We compare our method with the state-of-the-art unsupervised learning methods. Table 4 presents the comparison when Market-1501/Duke is the source set and Duke/Market-1501 is the target. We compare with two hand-crafted features, i.e. BoW [43] and LOMO [23], three unsupervised methods, including CAMEL [42], PUL [10], and UMDL [28], and three unsupervised domain adaptation approaches, including PTGAN [39], SPGAN [7] and TJ-AIDL [38]. The two hand-crafted features are directly applied on target testing set without training. Both features fail obtain competitive results. With training on target set, unsupervised methods obtain higher results than hand-crafted features. For example, CAMEL [42] achieves 54.4% rank-1 accuracy when using DukeMTMC-reID as source set and tested on Market-1501 (multi-query setting). Comparing with unsupervised domain adaptation methods, our method is superior. Specifically, when tested on Market-1501, our results are higher than all the competing methods, achieving rank-1 accuracy = 62.2% and mAP = 31.4%. For example, comparing with the recently published TJ-AIDL method [38], our results are higher by +4.0% in rank-1 accuracy and +4.9% in mAP. When tested on DukeMTMC-reID, our method achieves rank-1 accuracy = 46.9% and mAP = 27.2%, higher than previous methods as well. So this paper sets a new state of the art on Duke \(\rightarrow \) Market-1501 and yields competitive results on Market-1501 \(\rightarrow \) Duke.

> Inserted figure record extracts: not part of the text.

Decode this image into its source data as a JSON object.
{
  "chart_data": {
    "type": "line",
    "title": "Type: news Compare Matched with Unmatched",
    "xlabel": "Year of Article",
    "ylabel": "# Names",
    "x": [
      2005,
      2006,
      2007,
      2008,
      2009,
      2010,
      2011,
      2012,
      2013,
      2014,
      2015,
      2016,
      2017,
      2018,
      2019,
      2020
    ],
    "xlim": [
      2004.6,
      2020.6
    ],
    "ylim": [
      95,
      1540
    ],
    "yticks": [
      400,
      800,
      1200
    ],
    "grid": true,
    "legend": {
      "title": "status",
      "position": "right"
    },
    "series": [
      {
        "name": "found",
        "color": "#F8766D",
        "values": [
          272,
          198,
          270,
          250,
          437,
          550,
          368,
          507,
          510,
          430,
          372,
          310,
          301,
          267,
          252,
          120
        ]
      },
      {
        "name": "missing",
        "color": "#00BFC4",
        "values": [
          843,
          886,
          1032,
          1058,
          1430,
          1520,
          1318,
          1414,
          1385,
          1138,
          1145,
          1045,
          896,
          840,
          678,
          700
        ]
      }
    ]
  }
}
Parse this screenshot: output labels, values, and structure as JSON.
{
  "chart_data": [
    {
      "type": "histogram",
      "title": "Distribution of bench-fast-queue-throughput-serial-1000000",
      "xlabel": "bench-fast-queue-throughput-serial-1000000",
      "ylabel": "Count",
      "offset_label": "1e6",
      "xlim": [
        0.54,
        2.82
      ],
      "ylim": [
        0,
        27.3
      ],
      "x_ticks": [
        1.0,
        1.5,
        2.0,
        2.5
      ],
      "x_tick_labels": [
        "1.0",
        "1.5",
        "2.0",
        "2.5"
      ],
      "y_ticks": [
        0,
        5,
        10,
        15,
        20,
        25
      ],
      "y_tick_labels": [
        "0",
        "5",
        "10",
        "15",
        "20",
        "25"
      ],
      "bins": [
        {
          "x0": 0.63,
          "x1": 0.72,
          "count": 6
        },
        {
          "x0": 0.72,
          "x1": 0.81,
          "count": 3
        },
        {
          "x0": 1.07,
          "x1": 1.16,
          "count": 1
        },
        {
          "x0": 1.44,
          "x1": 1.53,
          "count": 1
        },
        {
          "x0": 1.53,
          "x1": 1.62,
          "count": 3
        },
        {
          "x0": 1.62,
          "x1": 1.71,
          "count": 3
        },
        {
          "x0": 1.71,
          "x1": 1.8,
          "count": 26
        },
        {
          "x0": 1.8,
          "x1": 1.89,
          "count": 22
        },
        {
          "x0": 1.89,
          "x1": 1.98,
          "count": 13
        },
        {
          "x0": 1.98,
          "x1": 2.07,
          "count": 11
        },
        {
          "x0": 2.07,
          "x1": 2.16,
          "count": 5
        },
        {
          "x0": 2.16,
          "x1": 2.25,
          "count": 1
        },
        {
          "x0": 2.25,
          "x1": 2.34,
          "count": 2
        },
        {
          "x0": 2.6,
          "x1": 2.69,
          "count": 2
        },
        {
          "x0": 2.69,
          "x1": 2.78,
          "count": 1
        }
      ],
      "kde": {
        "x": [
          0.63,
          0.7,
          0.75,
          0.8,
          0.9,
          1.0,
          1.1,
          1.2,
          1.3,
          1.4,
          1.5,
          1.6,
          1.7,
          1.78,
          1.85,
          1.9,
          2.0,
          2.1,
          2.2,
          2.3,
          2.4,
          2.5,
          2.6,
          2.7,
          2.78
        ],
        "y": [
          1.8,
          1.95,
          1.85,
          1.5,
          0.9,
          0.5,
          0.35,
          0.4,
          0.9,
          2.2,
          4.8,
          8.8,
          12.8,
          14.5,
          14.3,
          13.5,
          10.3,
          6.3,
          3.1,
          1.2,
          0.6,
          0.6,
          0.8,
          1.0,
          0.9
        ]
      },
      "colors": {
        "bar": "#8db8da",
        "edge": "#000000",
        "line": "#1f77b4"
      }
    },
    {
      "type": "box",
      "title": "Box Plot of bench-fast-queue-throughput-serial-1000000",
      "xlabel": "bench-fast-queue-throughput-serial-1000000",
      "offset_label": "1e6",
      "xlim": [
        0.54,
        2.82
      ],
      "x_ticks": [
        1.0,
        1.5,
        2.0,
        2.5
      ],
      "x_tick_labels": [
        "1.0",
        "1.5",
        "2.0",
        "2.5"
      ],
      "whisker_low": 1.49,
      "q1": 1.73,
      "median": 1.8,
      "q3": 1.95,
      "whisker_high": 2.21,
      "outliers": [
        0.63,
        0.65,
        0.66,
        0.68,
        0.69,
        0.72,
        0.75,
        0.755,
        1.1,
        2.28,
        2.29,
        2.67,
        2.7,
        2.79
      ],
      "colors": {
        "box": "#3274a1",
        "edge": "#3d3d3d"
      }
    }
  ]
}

Table 5 presents comparisons of methods using CUHK03 as the source set. Our method outperforms the state-of-the-art methods by a large margin. Specifically, HHL yields an mAP of 29.8% when Market-1501 is the target set. This is higher than SPGAN [7] (19.0%) by +10.8%.

5 Conclusion

In this paper, we present Hetero-Homogeneous Learning (HHL), a new unsupervised domain adaptation approach for person re-identification (re-ID). Taking advantage of the unique challenges of UDA approaches in the context of person re-ID, we propose to learn camera invariance and domain connectedness simultaneously to obtain more generalized person embeddings on the target domain. Experiment conducted on Market-1501, DukeMTMC-reID and CUHK03 confirms that our approach achieves very competitive performance compared with the state of the art.